Terry Rombeck/Journal-World Photo

Mimi Thebo, who lived in Lawrence for about 10 years, is back in the United States to promote Welcome

If You Go

  • What: Book signing by Mimi Thebo, author of “Welcome to Eudora”
  • When: 3 p.m. Sunday
  • Where: Borders, 700 N.H.

Even after 20 years of living in England, Mimi Thebo yearns for the American Midwest.

“I miss the landscape something terrible,” she says.

She misses the people, too – especially the ones who mind their neighbors’ business just a little too much.

Those people are among the main characters in Thebo’s sixth and most recent book, “Welcome to Eudora” (Ballantine, $13.95). She’ll sign copies Sunday at Borders, 700 N.H.

Thebo, a Kansas University graduate who lived about 10 years in Lawrence, sums up the book’s busy plot this way: “It’s a simple tale of love, witchcraft and corporate abandonment, with a backstory of racial tension.”

The story, which on its face seems like a romance novel, focuses on Lottie Dougal, who was born and raised in Eudora (which in the book is in Kansas, but isn’t a facsimile of the real Eudora). The book follows her courtship with newcomer pharmacist James Emery.

But there are deeper themes. The town’s corporate-owned rock quarry, a major employer of the town’s Hispanic population, closes, and suddenly the town’s “invisible” immigrant population is shoved to the forefront.

“It’s timely everywhere in the Western world,” Thebo says.

Midwest connection

Thebo received her bachelor’s degree in English literature from KU in 1985. She’s now a lecturer in creative writing at Bath Spa University College in England.

A self-described liberal, Thebo says she was depressed after the last U.S. presidential election, when George W. Bush won re-election. But she decided to reconnect with her homeland after seeing a concert by country rocker Steve Earle.

“The next morning,” she says, “I started writing ‘Welcome to Eudora.'”

Thebo – whose mother, Katy Beard, still lives in Lawrence – has lived in several small towns, including Baldwin City. And though she no longer lives in the American Midwest, she has 52 cousins who reside in rural communities, so she keeps in touch with small-town life.

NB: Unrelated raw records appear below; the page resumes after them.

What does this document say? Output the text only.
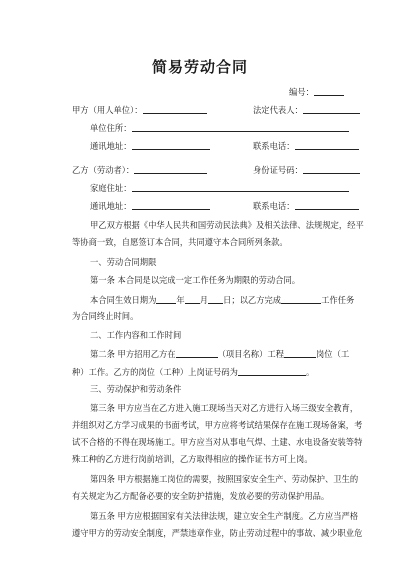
简易劳动合同
编号：
甲方（用人单位）：	法定代表人：
单位住所：
通讯地址：	联系电话：
乙方（劳动者）：	身份证号码：
家庭住址：
通讯地址：	联系电话：
甲乙双方根据《中华人民共和国劳动民法典》及相关法律、法规规定，经平
等协商一致，自愿签订本合同，共同遵守本合同所列条款。
一、劳动合同期限
第一条 本合同是以完成一定工作任务为期限的劳动合同。
本合同生效日期为 年 月 日；以乙方完成	工作任务
为合同终止时间。
二、工作内容和工作时间
第二条 甲方招用乙方在	（项目名称）工程	岗位（工
种）工作。乙方的岗位（工种）上岗证号码为	。
三、劳动保护和劳动条件
第三条 甲方应当在乙方进入施工现场当天对乙方进行入场三级安全教育，
并组织对乙方学习成果的书面考试，甲方应将考试结果保存在施工现场备案，考
试不合格的不得在现场施工。甲方应当对从事电气焊、土建、水电设备安装等特
殊工种的乙方进行岗前培训，乙方取得相应的操作证书方可上岗。
第四条 甲方根据施工岗位的需要，按照国家安全生产、劳动保护、卫生的
有关规定为乙方配备必要的安全防护措施，发放必要的劳动保护用品。
第五条 甲方应根据国家有关法律法规，建立安全生产制度。乙方应当严格
遵守甲方的劳动安全制度，严禁违章作业，防止劳动过程中的事故、减少职业危
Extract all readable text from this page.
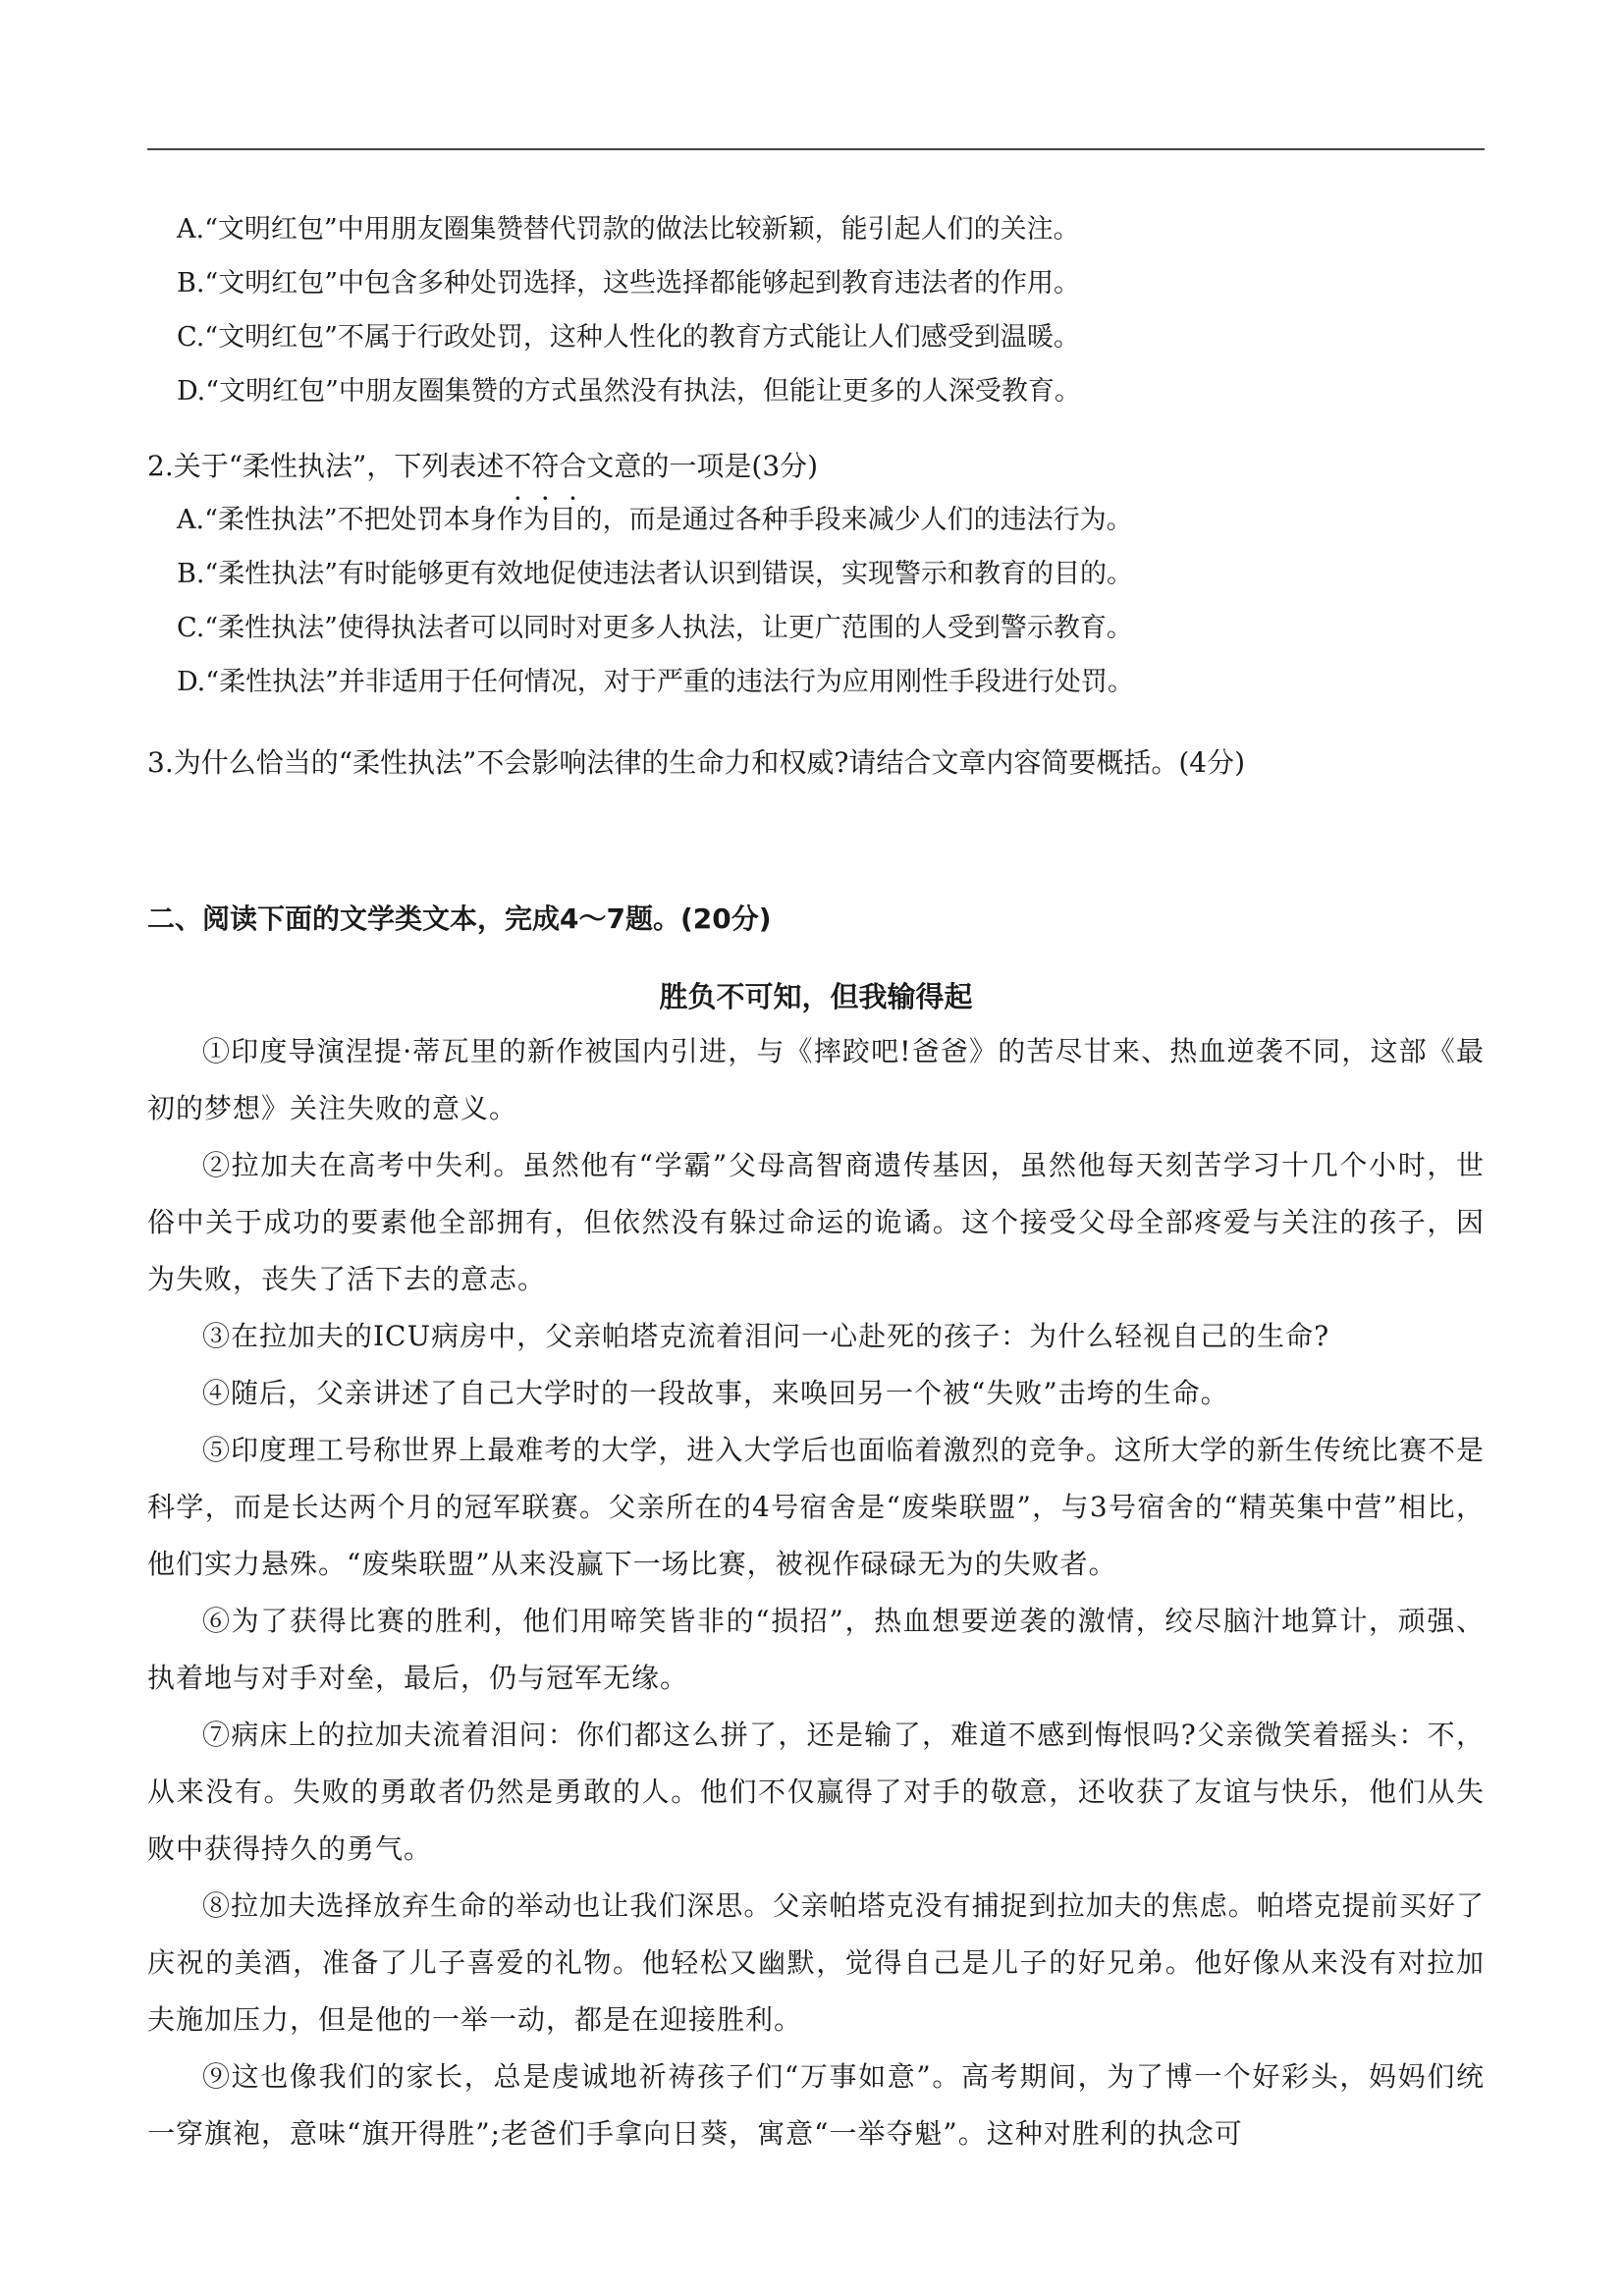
A.“文明红包”中用朋友圈集赞替代罚款的做法比较新颖，能引起人们的关注。
B.“文明红包”中包含多种处罚选择，这些选择都能够起到教育违法者的作用。
C.“文明红包”不属于行政处罚，这种人性化的教育方式能让人们感受到温暖。
D.“文明红包”中朋友圈集赞的方式虽然没有执法，但能让更多的人深受教育。
2.关于“柔性执法”，下列表述不符合文意的一项是(3分)
A.“柔性执法”不把处罚本身作为目的，而是通过各种手段来减少人们的违法行为。
B.“柔性执法”有时能够更有效地促使违法者认识到错误，实现警示和教育的目的。
C.“柔性执法”使得执法者可以同时对更多人执法，让更广范围的人受到警示教育。
D.“柔性执法”并非适用于任何情况，对于严重的违法行为应用刚性手段进行处罚。
3.为什么恰当的“柔性执法”不会影响法律的生命力和权威?请结合文章内容简要概括。(4分)
二、阅读下面的文学类文本，完成4～7题。(20分)
胜负不可知，但我输得起

①印度导演涅提·蒂瓦里的新作被国内引进，与《摔跤吧!爸爸》的苦尽甘来、热血逆袭不同，这部《最初的梦想》关注失败的意义。

②拉加夫在高考中失利。虽然他有“学霸”父母高智商遗传基因，虽然他每天刻苦学习十几个小时，世俗中关于成功的要素他全部拥有，但依然没有躲过命运的诡谲。这个接受父母全部疼爱与关注的孩子，因为失败，丧失了活下去的意志。

③在拉加夫的ICU病房中，父亲帕塔克流着泪问一心赴死的孩子：为什么轻视自己的生命?

④随后，父亲讲述了自己大学时的一段故事，来唤回另一个被“失败”击垮的生命。

⑤印度理工号称世界上最难考的大学，进入大学后也面临着激烈的竞争。这所大学的新生传统比赛不是科学，而是长达两个月的冠军联赛。父亲所在的4号宿舍是“废柴联盟”，与3号宿舍的“精英集中营”相比，他们实力悬殊。“废柴联盟”从来没赢下一场比赛，被视作碌碌无为的失败者。

⑥为了获得比赛的胜利，他们用啼笑皆非的“损招”，热血想要逆袭的激情，绞尽脑汁地算计，顽强、执着地与对手对垒，最后，仍与冠军无缘。

⑦病床上的拉加夫流着泪问：你们都这么拼了，还是输了，难道不感到悔恨吗?父亲微笑着摇头：不，从来没有。失败的勇敢者仍然是勇敢的人。他们不仅赢得了对手的敬意，还收获了友谊与快乐，他们从失败中获得持久的勇气。

⑧拉加夫选择放弃生命的举动也让我们深思。父亲帕塔克没有捕捉到拉加夫的焦虑。帕塔克提前买好了庆祝的美酒，准备了儿子喜爱的礼物。他轻松又幽默，觉得自己是儿子的好兄弟。他好像从来没有对拉加夫施加压力，但是他的一举一动，都是在迎接胜利。

⑨这也像我们的家长，总是虔诚地祈祷孩子们“万事如意”。高考期间，为了博一个好彩头，妈妈们统一穿旗袍，意味“旗开得胜”;老爸们手拿向日葵，寓意“一举夺魁”。这种对胜利的执念可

“When you mess up in a big city, nothing shameful happens to you,” Thebo says. “You move away or you change fields or you change jobs. You never deal with it … Small communities allow for greater spiritual development. It’s better for you to face the music and not shy away from it. You have to face yourself.”

She picked the name “Eudora,” in part, because of the Midwest writer Eudora Welty. She also just liked the way the name sounded.

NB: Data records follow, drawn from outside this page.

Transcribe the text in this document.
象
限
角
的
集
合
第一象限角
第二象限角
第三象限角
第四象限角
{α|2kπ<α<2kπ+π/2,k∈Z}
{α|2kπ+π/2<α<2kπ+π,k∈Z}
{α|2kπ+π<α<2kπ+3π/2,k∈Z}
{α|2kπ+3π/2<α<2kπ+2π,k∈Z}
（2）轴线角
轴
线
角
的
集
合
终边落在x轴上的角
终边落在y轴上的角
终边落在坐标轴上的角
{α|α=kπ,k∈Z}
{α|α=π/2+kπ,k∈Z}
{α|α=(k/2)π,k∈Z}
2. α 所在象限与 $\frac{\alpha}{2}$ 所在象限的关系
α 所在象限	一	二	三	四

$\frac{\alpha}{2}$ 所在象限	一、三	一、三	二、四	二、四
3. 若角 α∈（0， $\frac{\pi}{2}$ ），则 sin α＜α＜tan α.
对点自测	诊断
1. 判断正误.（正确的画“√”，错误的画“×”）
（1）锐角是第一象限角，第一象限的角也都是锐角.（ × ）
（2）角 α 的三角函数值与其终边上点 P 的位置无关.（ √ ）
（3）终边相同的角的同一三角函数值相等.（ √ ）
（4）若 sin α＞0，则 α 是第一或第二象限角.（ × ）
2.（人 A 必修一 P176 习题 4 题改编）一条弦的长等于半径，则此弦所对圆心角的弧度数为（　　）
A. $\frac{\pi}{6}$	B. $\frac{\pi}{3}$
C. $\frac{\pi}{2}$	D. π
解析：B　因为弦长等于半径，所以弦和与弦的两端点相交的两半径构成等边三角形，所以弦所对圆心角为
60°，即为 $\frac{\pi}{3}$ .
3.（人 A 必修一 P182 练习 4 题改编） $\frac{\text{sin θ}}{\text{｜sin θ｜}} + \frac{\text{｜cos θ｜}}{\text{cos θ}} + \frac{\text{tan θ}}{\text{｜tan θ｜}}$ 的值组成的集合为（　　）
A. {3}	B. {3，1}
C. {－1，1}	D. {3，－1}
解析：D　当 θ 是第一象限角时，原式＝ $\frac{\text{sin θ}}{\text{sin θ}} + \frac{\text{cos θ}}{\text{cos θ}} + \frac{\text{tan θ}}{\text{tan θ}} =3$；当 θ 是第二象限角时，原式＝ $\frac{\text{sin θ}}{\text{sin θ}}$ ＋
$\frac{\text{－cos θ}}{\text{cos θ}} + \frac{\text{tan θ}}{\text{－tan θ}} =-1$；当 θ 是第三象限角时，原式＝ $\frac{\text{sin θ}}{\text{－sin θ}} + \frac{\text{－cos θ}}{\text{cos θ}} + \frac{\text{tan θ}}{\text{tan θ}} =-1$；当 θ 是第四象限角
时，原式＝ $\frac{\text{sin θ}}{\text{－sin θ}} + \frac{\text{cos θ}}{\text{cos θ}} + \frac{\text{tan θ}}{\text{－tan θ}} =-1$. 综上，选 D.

“It’s not really Eudora,” she explains. “I was looking for a name that was homely in both senses of the word. It could not sound pretentious and needed to sound ‘hick,’ and Eudora has all those qualifications.”

Survival stories

When Thebo was 14 years old, she was involved in a major car accident. She received fractures to her larynx.

The same day, a 15-year-old girl was brought to the same Kansas City hospital with the same injuries. She died, while Thebo survived.

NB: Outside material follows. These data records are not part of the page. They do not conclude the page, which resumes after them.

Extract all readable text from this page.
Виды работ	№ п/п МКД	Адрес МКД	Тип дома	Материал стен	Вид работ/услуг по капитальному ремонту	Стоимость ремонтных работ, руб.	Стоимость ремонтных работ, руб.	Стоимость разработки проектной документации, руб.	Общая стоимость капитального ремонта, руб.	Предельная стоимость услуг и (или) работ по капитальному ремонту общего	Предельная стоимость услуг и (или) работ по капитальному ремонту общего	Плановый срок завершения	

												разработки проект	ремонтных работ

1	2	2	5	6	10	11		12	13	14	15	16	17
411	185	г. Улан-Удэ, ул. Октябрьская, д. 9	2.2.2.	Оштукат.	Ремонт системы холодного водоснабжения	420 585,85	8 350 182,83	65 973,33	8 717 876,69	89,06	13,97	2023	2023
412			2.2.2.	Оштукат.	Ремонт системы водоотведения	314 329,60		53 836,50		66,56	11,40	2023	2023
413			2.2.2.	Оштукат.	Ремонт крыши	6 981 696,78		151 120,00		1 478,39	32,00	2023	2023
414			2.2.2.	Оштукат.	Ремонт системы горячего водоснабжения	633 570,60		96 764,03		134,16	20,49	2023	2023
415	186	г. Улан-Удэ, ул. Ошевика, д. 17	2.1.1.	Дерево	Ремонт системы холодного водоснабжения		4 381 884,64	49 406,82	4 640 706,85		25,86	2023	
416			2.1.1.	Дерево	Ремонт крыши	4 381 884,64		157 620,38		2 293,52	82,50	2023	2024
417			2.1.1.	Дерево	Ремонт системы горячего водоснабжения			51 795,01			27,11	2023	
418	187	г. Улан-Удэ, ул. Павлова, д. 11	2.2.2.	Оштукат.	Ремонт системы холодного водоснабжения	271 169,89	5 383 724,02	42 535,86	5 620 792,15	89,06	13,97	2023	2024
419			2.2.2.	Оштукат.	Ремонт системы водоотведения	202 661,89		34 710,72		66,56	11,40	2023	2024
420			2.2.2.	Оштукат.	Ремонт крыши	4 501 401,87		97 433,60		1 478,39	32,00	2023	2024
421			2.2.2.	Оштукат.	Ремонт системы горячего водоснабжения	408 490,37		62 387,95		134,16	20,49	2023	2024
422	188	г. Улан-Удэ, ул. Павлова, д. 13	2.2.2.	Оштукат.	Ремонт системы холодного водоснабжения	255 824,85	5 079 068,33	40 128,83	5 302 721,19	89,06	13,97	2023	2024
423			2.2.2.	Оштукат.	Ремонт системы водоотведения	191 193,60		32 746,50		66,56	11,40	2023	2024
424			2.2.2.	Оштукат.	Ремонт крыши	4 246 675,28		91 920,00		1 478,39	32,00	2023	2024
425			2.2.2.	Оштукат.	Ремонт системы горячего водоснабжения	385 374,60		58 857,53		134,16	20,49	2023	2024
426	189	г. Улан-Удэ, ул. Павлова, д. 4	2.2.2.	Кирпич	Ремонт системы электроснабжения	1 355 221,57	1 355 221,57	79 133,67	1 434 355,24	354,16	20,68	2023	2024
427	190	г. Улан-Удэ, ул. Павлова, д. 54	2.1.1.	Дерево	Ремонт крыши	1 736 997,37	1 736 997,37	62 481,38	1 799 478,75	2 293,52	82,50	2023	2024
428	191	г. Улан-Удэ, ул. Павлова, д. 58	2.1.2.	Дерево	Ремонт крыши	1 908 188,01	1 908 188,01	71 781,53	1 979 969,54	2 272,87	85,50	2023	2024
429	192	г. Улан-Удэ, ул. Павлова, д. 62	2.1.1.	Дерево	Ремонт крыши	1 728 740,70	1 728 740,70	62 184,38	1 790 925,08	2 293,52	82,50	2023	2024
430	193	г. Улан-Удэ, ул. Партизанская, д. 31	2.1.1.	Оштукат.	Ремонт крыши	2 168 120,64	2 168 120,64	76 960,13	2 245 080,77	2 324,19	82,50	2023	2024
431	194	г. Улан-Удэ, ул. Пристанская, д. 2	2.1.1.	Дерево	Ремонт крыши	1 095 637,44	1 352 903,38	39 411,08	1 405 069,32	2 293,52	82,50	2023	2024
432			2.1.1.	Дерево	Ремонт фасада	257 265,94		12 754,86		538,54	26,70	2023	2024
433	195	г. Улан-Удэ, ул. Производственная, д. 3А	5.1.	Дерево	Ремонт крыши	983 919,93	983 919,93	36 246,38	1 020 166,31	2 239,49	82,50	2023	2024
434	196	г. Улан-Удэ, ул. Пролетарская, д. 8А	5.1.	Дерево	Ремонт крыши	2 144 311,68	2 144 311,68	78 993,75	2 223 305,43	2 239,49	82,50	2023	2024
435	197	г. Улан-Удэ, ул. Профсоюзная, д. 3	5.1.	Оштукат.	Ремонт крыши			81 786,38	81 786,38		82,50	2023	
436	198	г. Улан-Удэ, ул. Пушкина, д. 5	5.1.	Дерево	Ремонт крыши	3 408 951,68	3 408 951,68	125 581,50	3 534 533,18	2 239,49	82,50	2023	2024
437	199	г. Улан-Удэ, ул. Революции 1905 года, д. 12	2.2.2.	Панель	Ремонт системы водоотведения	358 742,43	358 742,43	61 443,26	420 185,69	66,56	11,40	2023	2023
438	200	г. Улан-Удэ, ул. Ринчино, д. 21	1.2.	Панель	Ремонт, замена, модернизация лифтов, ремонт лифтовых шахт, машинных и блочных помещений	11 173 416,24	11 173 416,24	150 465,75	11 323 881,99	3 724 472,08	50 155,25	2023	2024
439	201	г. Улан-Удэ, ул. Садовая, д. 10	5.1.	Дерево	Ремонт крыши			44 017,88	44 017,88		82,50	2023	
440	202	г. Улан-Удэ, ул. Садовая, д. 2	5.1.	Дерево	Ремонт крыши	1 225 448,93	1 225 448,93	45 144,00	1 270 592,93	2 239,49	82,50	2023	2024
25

“All of my novels are about the same thing,” Thebo says. “I’ve always found that interesting, why some people survive while others don’t. I’m always writing about recovery, but not because I’m proselytizing or endlessly telling my own story.”

Thebo is back in Lawrence this month for the first time since her 5-year-old daughter, Darla, was born. She says Darla has fallen in love with the landscape, too, and especially enjoys driving on gravel roads.

It’s that sort of sentiment that Thebo hopes comes through in her latest novel.

“I was trying to write about the America I loved and wanted to live in,” she says, “with all the things that are praiseworthy about the Midwest.”